Esnart at home with her grandson Matthew - she has planted trees to combat deforestation in her local area.
“I fear it will be very bad when I have children. They will be very angry with our generation for allowing this to happen. But I hope it won’t come to that and we will choose to reforest the mountain instead.”
Mavuto believes the key is to instil an intrinsic value to the very idea of trees.
“We are encouraging behaviour change. It’s not enough to cut down fewer trees, we must also replenish the forests. Now trees are becoming a status symbol. You must have money if you haven’t cut all your trees down for firewood. Trees command respect.”
Esnart agrees as she looks out to the trees that surround her home.
“I have a lot of trees on my land. Many houses without trees lose their roof to high winds. The trees keep me safe.”
Cookstoves
Cookstoves is the second area where we focus our efforts as electricity is an expensive and elusive luxury in Malawi and around 97% of households still rely on charcoal or firewood for cooking. It is hard to over-emphasise how devastating the resulting deforestation is.
Taking action to help halt the deforestation is what the ETP Cookstoves programme is all about. The cookstoves we promote have been carefully designed to reduce fuel needs by up to a third during cooking when compared to traditional open fires and they allow an average family of five to reduce their fuel consumption by around 30%. The lack of electricity – only 4% of people living in rural Malawi have access to it - means that most communities have to turn to wood for fuel. By training women to make and sell the fuel efficient cookstoves so that their use becomes widespread, the ETP programme aims to slow down the rate trees are felled while providing women with a new source of income. Cookstoves also offer several other potential benefits, including improved health from reduced smoke inhalation and the time and money saved as the women don’t need to gather or pay for less firewood.
Mavuto Banda stresses the importance of changing attitudes towards deforestation.
"Ultimately we want to reduce deforestation and increase reforestation. People won’t stop cooking, but we can make it more efficient through the distribution of fuel-efficient cook stoves.”
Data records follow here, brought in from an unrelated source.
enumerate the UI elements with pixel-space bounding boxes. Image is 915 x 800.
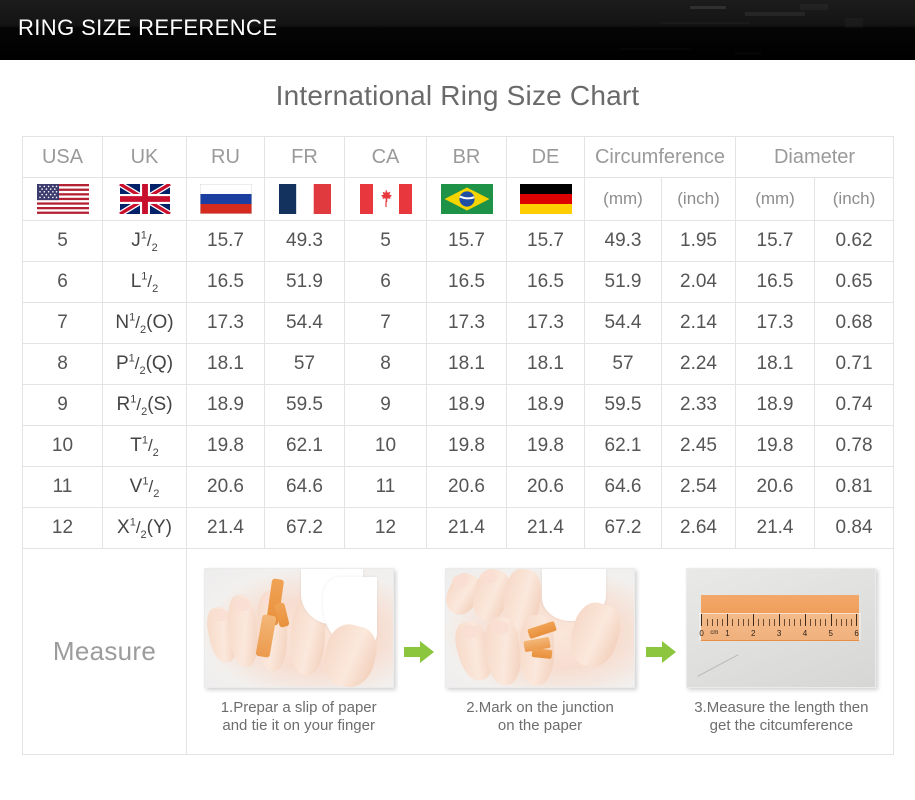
cell-fr: 51.9 [265, 262, 345, 303]
step-3-line1: 3.Measure the length then [679, 699, 884, 717]
cell-ru: 16.5 [187, 262, 265, 303]
measure-step-2: 2.Mark on the junction on the paper [434, 568, 645, 736]
ruler-major-tick [753, 614, 754, 626]
flag-cell-usa [23, 178, 103, 221]
flag-uk-icon [119, 184, 171, 214]
cell-uk: X1/2(Y) [103, 508, 187, 549]
ruler-minor-tick [815, 619, 816, 626]
cell-ru: 15.7 [187, 221, 265, 262]
cell-dia-in: 0.74 [815, 385, 894, 426]
ruler-minor-tick [758, 619, 759, 626]
cell-circ-in: 2.54 [662, 467, 736, 508]
flag-cell-fr [265, 178, 345, 221]
banner-title: RING SIZE REFERENCE [18, 15, 277, 41]
uk-suffix: (Y) [147, 517, 172, 538]
measure-label: Measure [53, 636, 156, 666]
cell-fr: 67.2 [265, 508, 345, 549]
cell-ru: 17.3 [187, 303, 265, 344]
cell-usa: 10 [23, 426, 103, 467]
uk-suffix: (O) [146, 312, 173, 333]
cell-circ-in: 2.64 [662, 508, 736, 549]
cell-dia-in: 0.78 [815, 426, 894, 467]
header-br: BR [427, 137, 507, 178]
cell-br: 20.6 [427, 467, 507, 508]
step-3-line2: get the citcumference [679, 717, 884, 735]
cell-dia-in: 0.81 [815, 467, 894, 508]
cell-uk: V1/2 [103, 467, 187, 508]
cell-dia-mm: 16.5 [736, 262, 815, 303]
measure-step-3: 0123456cm 3.Measure the length then get … [676, 568, 887, 736]
cell-circ-mm: 54.4 [585, 303, 662, 344]
cell-ca: 6 [345, 262, 427, 303]
cell-circ-in: 2.04 [662, 262, 736, 303]
measure-steps-cell: 1.Prepar a slip of paper and tie it on y… [187, 549, 894, 755]
ruler-label: 0 [699, 629, 703, 638]
cell-ru: 20.6 [187, 467, 265, 508]
ruler-minor-tick [810, 619, 811, 626]
uk-denominator: 2 [152, 283, 158, 295]
cell-dia-mm: 18.9 [736, 385, 815, 426]
step-2-line2: on the paper [438, 717, 643, 735]
cell-de: 17.3 [507, 303, 585, 344]
cell-br: 18.9 [427, 385, 507, 426]
uk-denominator: 2 [153, 488, 159, 500]
cell-circ-mm: 57 [585, 344, 662, 385]
cell-usa: 11 [23, 467, 103, 508]
flag-france-icon [279, 184, 331, 214]
cell-dia-mm: 17.3 [736, 303, 815, 344]
step-1-line2: and tie it on your finger [196, 717, 401, 735]
cell-fr: 49.3 [265, 221, 345, 262]
ruler-minor-tick [825, 619, 826, 626]
ruler-minor-tick [774, 619, 775, 626]
cell-uk: R1/2(S) [103, 385, 187, 426]
banner-texture-speck [660, 22, 750, 24]
flag-usa-icon [37, 184, 89, 214]
uk-suffix: (S) [147, 394, 172, 415]
cell-ca: 11 [345, 467, 427, 508]
header-de: DE [507, 137, 585, 178]
ruler-minor-tick [820, 619, 821, 626]
table-header-flags: (mm) (inch) (mm) (inch) [23, 178, 894, 221]
ruler-measuring-strip-photo: 0123456cm [686, 568, 876, 688]
cell-ca: 8 [345, 344, 427, 385]
ruler-minor-tick [712, 619, 713, 626]
cell-br: 21.4 [427, 508, 507, 549]
cell-fr: 62.1 [265, 426, 345, 467]
header-uk: UK [103, 137, 187, 178]
header-ca: CA [345, 137, 427, 178]
cell-dia-mm: 15.7 [736, 221, 815, 262]
ruler-minor-tick [743, 619, 744, 626]
cell-dia-in: 0.62 [815, 221, 894, 262]
ruler-minor-tick [794, 619, 795, 626]
table-header-countries: USA UK RU FR CA BR DE Circumference Diam… [23, 137, 894, 178]
cell-dia-in: 0.84 [815, 508, 894, 549]
header-ru: RU [187, 137, 265, 178]
cell-de: 15.7 [507, 221, 585, 262]
header-fr: FR [265, 137, 345, 178]
cell-circ-in: 2.14 [662, 303, 736, 344]
arrow-right-icon-1 [404, 641, 434, 663]
cell-circ-mm: 51.9 [585, 262, 662, 303]
header-usa: USA [23, 137, 103, 178]
table-row: 12X1/2(Y)21.467.21221.421.467.22.6421.40… [23, 508, 894, 549]
cell-ru: 21.4 [187, 508, 265, 549]
cell-uk: P1/2(Q) [103, 344, 187, 385]
ruler-minor-tick [717, 619, 718, 626]
cell-usa: 8 [23, 344, 103, 385]
cell-uk: J1/2 [103, 221, 187, 262]
ruler-minor-tick [851, 619, 852, 626]
cell-circ-mm: 64.6 [585, 467, 662, 508]
unit-circumference-inch: (inch) [662, 178, 736, 221]
cell-dia-mm: 21.4 [736, 508, 815, 549]
table-row: 5J1/215.749.3515.715.749.31.9515.70.62 [23, 221, 894, 262]
unit-circumference-mm: (mm) [585, 178, 662, 221]
ruler-minor-tick [748, 619, 749, 626]
marking-paper-junction-photo [445, 568, 635, 688]
cell-dia-mm: 20.6 [736, 467, 815, 508]
hand-with-paper-strip-photo [204, 568, 394, 688]
cell-uk: L1/2 [103, 262, 187, 303]
ring-size-table-wrapper: USA UK RU FR CA BR DE Circumference Diam… [22, 136, 893, 755]
banner-texture-speck [745, 12, 805, 16]
cell-ru: 19.8 [187, 426, 265, 467]
cell-de: 21.4 [507, 508, 585, 549]
ruler-major-tick [701, 614, 702, 626]
ruler-major-tick [831, 614, 832, 626]
ruler-major-tick [779, 614, 780, 626]
cell-usa: 9 [23, 385, 103, 426]
ruler-minor-tick [769, 619, 770, 626]
ruler-label: 4 [803, 629, 807, 638]
flag-cell-uk [103, 178, 187, 221]
cell-br: 18.1 [427, 344, 507, 385]
ruler-label: 6 [854, 629, 858, 638]
cell-fr: 64.6 [265, 467, 345, 508]
ruler-label: 5 [829, 629, 833, 638]
table-row: 6L1/216.551.9616.516.551.92.0416.50.65 [23, 262, 894, 303]
measure-steps: 1.Prepar a slip of paper and tie it on y… [187, 549, 893, 754]
uk-denominator: 2 [152, 242, 158, 254]
ruler-minor-tick [789, 619, 790, 626]
measure-step-1: 1.Prepar a slip of paper and tie it on y… [193, 568, 404, 736]
table-row: 9R1/2(S)18.959.5918.918.959.52.3318.90.7… [23, 385, 894, 426]
cell-usa: 6 [23, 262, 103, 303]
flag-russia-icon [200, 184, 252, 214]
cell-dia-mm: 19.8 [736, 426, 815, 467]
cell-fr: 59.5 [265, 385, 345, 426]
cell-de: 20.6 [507, 467, 585, 508]
banner-texture-speck [845, 18, 863, 28]
top-banner: RING SIZE REFERENCE [0, 0, 915, 60]
uk-letter: L [131, 271, 142, 292]
cell-dia-in: 0.71 [815, 344, 894, 385]
ruler-minor-tick [707, 619, 708, 626]
cell-br: 17.3 [427, 303, 507, 344]
flag-brazil-icon [441, 184, 493, 214]
ruler-unit-label: cm [710, 630, 718, 636]
cell-dia-mm: 18.1 [736, 344, 815, 385]
uk-letter: P [116, 353, 129, 374]
uk-denominator: 2 [153, 447, 159, 459]
table-row: 8P1/2(Q)18.157818.118.1572.2418.10.71 [23, 344, 894, 385]
unit-diameter-inch: (inch) [815, 178, 894, 221]
cell-de: 18.1 [507, 344, 585, 385]
ruler-major-tick [856, 614, 857, 626]
cell-ca: 10 [345, 426, 427, 467]
ruler-label: 2 [751, 629, 755, 638]
cell-circ-in: 2.45 [662, 426, 736, 467]
banner-texture-speck [690, 6, 726, 9]
step-2-caption: 2.Mark on the junction on the paper [438, 699, 643, 736]
cell-circ-in: 2.24 [662, 344, 736, 385]
table-row: 7N1/2(O)17.354.4717.317.354.42.1417.30.6… [23, 303, 894, 344]
banner-texture-speck [735, 52, 761, 55]
uk-letter: J [131, 230, 141, 251]
ruler-minor-tick [800, 619, 801, 626]
cell-br: 15.7 [427, 221, 507, 262]
cell-ca: 5 [345, 221, 427, 262]
cell-usa: 12 [23, 508, 103, 549]
flag-cell-de [507, 178, 585, 221]
cell-circ-in: 1.95 [662, 221, 736, 262]
uk-letter: N [115, 312, 129, 333]
uk-letter: V [130, 476, 143, 497]
cell-ca: 9 [345, 385, 427, 426]
flag-cell-br [427, 178, 507, 221]
ruler-major-tick [805, 614, 806, 626]
cell-ru: 18.9 [187, 385, 265, 426]
cell-uk: T1/2 [103, 426, 187, 467]
cell-ca: 12 [345, 508, 427, 549]
arrow-right-icon-2 [646, 641, 676, 663]
uk-letter: T [130, 435, 142, 456]
step-1-caption: 1.Prepar a slip of paper and tie it on y… [196, 699, 401, 736]
banner-texture-speck [620, 48, 690, 50]
cell-ca: 7 [345, 303, 427, 344]
ruler-minor-tick [738, 619, 739, 626]
cell-fr: 54.4 [265, 303, 345, 344]
uk-letter: R [116, 394, 130, 415]
unit-diameter-mm: (mm) [736, 178, 815, 221]
uk-letter: X [117, 517, 130, 538]
flag-germany-icon [520, 184, 572, 214]
cell-dia-in: 0.68 [815, 303, 894, 344]
ruler-minor-tick [722, 619, 723, 626]
cell-circ-mm: 62.1 [585, 426, 662, 467]
cell-br: 16.5 [427, 262, 507, 303]
cell-de: 19.8 [507, 426, 585, 467]
measure-label-cell: Measure [23, 549, 187, 755]
flag-cell-ru [187, 178, 265, 221]
flag-cell-ca [345, 178, 427, 221]
ruler-label: 1 [725, 629, 729, 638]
cell-usa: 5 [23, 221, 103, 262]
cell-ru: 18.1 [187, 344, 265, 385]
step-3-caption: 3.Measure the length then get the citcum… [679, 699, 884, 736]
cell-circ-mm: 59.5 [585, 385, 662, 426]
cell-de: 18.9 [507, 385, 585, 426]
ruler-minor-tick [836, 619, 837, 626]
flag-canada-icon [360, 184, 412, 214]
table-row: 10T1/219.862.11019.819.862.12.4519.80.78 [23, 426, 894, 467]
cell-br: 19.8 [427, 426, 507, 467]
cell-uk: N1/2(O) [103, 303, 187, 344]
ruler-major-tick [727, 614, 728, 626]
table-row: 11V1/220.664.61120.620.664.62.5420.60.81 [23, 467, 894, 508]
measure-row: Measure [23, 549, 894, 755]
ruler-minor-tick [841, 619, 842, 626]
cell-circ-in: 2.33 [662, 385, 736, 426]
cell-dia-in: 0.65 [815, 262, 894, 303]
header-diameter: Diameter [736, 137, 894, 178]
banner-texture-speck [800, 4, 828, 10]
ruler-minor-tick [732, 619, 733, 626]
page-title: International Ring Size Chart [0, 80, 915, 112]
ruler-minor-tick [763, 619, 764, 626]
header-circumference: Circumference [585, 137, 736, 178]
ruler-minor-tick [784, 619, 785, 626]
step-1-line1: 1.Prepar a slip of paper [196, 699, 401, 717]
cell-circ-mm: 67.2 [585, 508, 662, 549]
cell-fr: 57 [265, 344, 345, 385]
cell-de: 16.5 [507, 262, 585, 303]
cell-usa: 7 [23, 303, 103, 344]
step-2-line1: 2.Mark on the junction [438, 699, 643, 717]
uk-suffix: (Q) [146, 353, 173, 374]
ring-size-table: USA UK RU FR CA BR DE Circumference Diam… [22, 136, 894, 755]
ruler-minor-tick [846, 619, 847, 626]
cell-circ-mm: 49.3 [585, 221, 662, 262]
ruler-label: 3 [777, 629, 781, 638]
While reducing the demand for wood, the environment programme also focuses on increasing supply with a ‘grow your own energy’ philosophy. The aim is to encourage all members of the community to be able to meet their fuel needs without cutting down the remaining forests.
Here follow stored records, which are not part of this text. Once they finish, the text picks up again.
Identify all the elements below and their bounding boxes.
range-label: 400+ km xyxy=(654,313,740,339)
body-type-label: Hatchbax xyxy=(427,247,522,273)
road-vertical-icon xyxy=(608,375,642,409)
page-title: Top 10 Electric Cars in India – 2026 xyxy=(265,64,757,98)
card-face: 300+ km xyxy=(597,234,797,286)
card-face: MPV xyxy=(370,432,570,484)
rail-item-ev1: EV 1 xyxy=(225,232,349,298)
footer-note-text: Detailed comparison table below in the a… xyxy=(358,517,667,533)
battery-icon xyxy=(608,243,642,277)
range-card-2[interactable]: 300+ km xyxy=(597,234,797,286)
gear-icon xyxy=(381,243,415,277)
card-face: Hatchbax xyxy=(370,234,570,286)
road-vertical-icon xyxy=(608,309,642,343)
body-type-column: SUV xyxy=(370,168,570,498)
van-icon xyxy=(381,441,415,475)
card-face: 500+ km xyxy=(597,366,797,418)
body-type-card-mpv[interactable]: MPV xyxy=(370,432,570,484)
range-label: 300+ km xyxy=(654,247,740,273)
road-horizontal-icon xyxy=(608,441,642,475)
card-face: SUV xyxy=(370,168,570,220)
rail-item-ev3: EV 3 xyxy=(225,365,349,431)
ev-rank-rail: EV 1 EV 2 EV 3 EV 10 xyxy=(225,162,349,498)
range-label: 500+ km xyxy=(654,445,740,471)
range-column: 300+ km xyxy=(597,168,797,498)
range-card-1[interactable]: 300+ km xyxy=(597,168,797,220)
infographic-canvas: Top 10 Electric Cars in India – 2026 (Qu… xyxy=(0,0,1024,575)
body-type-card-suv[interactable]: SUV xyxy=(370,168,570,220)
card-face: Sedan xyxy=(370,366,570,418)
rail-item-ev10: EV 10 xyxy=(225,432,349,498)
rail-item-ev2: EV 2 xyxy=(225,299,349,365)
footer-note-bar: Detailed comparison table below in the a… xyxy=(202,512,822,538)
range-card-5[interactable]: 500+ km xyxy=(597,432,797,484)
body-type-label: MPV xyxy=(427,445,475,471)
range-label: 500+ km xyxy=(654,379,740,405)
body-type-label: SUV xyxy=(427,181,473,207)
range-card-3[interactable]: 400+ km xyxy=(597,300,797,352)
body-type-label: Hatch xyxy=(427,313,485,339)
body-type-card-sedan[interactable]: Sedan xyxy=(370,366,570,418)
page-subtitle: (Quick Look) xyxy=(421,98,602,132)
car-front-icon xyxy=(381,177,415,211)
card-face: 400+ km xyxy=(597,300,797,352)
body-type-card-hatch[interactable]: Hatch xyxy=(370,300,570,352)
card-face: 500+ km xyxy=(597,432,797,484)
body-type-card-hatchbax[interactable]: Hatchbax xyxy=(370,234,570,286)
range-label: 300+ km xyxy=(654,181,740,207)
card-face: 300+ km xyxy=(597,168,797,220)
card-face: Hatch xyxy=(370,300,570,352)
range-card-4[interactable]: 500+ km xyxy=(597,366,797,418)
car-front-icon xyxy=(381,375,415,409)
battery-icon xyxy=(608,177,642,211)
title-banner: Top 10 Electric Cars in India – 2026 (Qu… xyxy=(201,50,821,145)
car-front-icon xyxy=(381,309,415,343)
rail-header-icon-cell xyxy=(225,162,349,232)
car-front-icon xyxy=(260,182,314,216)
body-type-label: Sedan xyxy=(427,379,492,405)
We are also working on an important programme to support over 1,000 farmers to plant drought resistant tea bushes by teaching them new valuable skills. This helps to increase crop yields and farmers’ incomes.
Since 2014, we have developed 59 nurseries with farming communities who have planted out 730,000 new drought resistant tea bushes. Over 6,000 people have benefitted from this work.
The Ethical Tea Partnership will continue to work with tea communities to urgently improve climate resilience through these and other programmes.
While the drivers of climate change require global solutions, these measures show how on-the-ground actions are helping all generations of tea farmers survive and we hope, ultimately thrive.